In 1949, Foley retired to Stourbridge, West Midlands and died there in 1958. He is buried in Stourbridge Cemetery.
On 27 April 1961, the Daily Mail carried the story, written by his widow, of his activities to save as many Jews as he possibly could with visas to the United Kingdom. When no excuse could be found for a visa to Britain, he contacted friends working in the embassies of other nations for their assistance in granting visas to their countries.

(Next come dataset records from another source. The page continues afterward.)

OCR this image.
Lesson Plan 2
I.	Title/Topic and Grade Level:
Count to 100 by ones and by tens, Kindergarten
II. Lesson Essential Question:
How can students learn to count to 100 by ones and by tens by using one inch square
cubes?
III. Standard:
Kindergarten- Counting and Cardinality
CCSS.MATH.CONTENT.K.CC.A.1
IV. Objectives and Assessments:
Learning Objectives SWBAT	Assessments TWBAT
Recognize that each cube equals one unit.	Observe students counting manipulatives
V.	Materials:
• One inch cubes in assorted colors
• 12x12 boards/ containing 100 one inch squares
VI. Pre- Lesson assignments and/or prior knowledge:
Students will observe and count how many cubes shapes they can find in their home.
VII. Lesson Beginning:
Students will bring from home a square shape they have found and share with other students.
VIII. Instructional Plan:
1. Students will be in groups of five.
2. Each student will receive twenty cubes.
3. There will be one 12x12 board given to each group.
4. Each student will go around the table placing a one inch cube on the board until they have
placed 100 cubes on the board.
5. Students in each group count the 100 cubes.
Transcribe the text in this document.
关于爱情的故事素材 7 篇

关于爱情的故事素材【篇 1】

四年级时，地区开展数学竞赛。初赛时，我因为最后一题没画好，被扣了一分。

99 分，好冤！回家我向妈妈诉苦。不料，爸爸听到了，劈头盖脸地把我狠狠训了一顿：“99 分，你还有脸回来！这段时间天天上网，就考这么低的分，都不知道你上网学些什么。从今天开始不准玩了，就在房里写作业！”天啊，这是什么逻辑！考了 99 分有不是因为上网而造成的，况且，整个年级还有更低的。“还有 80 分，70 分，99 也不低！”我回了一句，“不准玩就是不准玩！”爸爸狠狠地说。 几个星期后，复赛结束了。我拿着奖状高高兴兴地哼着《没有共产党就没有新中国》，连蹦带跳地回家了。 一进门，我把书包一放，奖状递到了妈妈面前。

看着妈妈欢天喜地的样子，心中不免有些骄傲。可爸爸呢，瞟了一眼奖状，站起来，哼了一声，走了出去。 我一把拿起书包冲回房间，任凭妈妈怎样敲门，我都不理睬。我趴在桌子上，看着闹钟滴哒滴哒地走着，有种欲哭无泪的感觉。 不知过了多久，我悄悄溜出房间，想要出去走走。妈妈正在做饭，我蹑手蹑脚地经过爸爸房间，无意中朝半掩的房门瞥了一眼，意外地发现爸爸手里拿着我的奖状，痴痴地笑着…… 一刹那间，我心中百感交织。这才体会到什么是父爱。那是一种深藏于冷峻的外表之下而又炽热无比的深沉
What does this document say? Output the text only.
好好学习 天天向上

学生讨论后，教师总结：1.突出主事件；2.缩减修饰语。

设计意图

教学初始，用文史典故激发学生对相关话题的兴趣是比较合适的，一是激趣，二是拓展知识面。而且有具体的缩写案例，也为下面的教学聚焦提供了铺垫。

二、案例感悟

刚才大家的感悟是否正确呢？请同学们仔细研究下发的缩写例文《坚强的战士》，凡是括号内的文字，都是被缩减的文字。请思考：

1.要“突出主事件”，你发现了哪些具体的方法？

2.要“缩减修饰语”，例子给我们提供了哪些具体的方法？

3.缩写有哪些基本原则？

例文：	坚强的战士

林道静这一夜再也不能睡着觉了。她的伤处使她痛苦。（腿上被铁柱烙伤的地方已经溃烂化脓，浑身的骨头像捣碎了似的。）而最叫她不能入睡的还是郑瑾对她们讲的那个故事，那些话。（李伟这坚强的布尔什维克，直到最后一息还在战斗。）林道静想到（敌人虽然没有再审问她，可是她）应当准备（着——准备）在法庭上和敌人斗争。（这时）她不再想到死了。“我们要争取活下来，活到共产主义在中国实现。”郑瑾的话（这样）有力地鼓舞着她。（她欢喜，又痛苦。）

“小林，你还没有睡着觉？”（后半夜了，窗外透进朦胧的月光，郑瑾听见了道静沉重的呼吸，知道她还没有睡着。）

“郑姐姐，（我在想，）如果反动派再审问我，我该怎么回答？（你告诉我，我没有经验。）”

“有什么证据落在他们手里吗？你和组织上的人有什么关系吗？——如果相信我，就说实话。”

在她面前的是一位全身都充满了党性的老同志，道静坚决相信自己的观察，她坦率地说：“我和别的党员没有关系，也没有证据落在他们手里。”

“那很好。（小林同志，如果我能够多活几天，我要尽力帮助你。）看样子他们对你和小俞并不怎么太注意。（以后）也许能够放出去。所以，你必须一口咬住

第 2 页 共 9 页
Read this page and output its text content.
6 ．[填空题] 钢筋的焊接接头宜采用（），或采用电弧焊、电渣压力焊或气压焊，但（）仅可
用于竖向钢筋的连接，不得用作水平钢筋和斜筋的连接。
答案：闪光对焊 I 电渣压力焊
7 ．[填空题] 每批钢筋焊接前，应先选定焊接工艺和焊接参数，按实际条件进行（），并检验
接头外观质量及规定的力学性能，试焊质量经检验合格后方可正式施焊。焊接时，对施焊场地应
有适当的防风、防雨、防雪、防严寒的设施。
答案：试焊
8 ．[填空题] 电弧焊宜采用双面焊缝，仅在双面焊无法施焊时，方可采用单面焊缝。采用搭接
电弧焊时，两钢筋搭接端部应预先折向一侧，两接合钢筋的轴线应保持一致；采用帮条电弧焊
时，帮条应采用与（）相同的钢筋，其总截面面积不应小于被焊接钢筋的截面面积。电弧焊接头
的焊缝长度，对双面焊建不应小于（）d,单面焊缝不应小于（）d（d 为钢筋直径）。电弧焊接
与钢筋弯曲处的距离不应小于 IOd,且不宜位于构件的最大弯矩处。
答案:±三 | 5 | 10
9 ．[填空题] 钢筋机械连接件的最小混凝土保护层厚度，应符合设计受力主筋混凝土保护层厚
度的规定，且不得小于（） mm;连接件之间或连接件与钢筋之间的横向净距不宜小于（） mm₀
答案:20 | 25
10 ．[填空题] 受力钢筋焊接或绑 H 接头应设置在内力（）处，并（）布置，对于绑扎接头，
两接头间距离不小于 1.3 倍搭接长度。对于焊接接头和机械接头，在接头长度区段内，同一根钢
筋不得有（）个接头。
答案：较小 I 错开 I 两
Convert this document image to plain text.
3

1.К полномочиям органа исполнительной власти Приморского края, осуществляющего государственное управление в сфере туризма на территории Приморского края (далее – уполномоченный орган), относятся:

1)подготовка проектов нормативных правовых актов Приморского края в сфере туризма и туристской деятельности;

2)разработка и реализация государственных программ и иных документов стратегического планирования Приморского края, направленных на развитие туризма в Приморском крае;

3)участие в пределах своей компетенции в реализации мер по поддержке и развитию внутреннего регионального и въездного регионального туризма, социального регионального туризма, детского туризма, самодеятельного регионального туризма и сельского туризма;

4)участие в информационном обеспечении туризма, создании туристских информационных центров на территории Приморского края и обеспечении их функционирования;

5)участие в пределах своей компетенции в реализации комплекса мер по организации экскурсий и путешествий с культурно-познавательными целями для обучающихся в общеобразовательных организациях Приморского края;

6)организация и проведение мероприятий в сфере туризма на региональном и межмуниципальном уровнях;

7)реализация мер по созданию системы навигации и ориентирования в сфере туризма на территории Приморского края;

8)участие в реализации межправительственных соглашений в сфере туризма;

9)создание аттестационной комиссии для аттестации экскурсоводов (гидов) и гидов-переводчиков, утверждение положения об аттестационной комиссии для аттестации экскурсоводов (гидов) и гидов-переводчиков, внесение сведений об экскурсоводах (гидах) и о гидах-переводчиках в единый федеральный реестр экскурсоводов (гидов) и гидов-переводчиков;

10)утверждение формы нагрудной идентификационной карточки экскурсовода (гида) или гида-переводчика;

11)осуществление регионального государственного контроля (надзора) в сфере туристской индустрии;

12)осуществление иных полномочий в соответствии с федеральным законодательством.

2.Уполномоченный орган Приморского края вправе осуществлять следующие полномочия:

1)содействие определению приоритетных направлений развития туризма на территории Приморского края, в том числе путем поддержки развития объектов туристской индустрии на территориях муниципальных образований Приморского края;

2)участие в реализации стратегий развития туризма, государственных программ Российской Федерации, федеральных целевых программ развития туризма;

His widow, Katharine Eva Foley, died on 17 April 1979 at her home in Sidmouth, Devon.

Honours and awards 
 Mentioned in despatches for service in World War I
 Order of St. Olaf Knight's Cross (Norwegian) in 1941
 Companion of the Order of St. Michael and St. George on 1 January 1941
 Righteous Among the Nations, awarded in October 1999 posthumously by Israel
 British Hero of the Holocaust, awarded posthumously in 2010

Posthumous recognition 
Foley was accorded the status of a Righteous Among the Nations by Israel's Yad Vashem as a direct result of testimony from "living witnesses" found by Michael Smith while researching his biography of Foley. Lord Janner, chairman of the Holocaust Educational Trust, was instrumental in persuading Yad Vashem to look at Smith's evidence. Some members of the Yad Vashem committee that determines whether someone should be named as a "righteous gentile" were initially sceptical that an MI6 officer would not have diplomatic immunity but the then Foreign Office historian Gill Bennett produced previously classified documents that demonstrated this to be the case. The cover of Smith's book features the photograph from Foley's first diplomatic passport with the date it was issued clearly shown as 11 August 1939.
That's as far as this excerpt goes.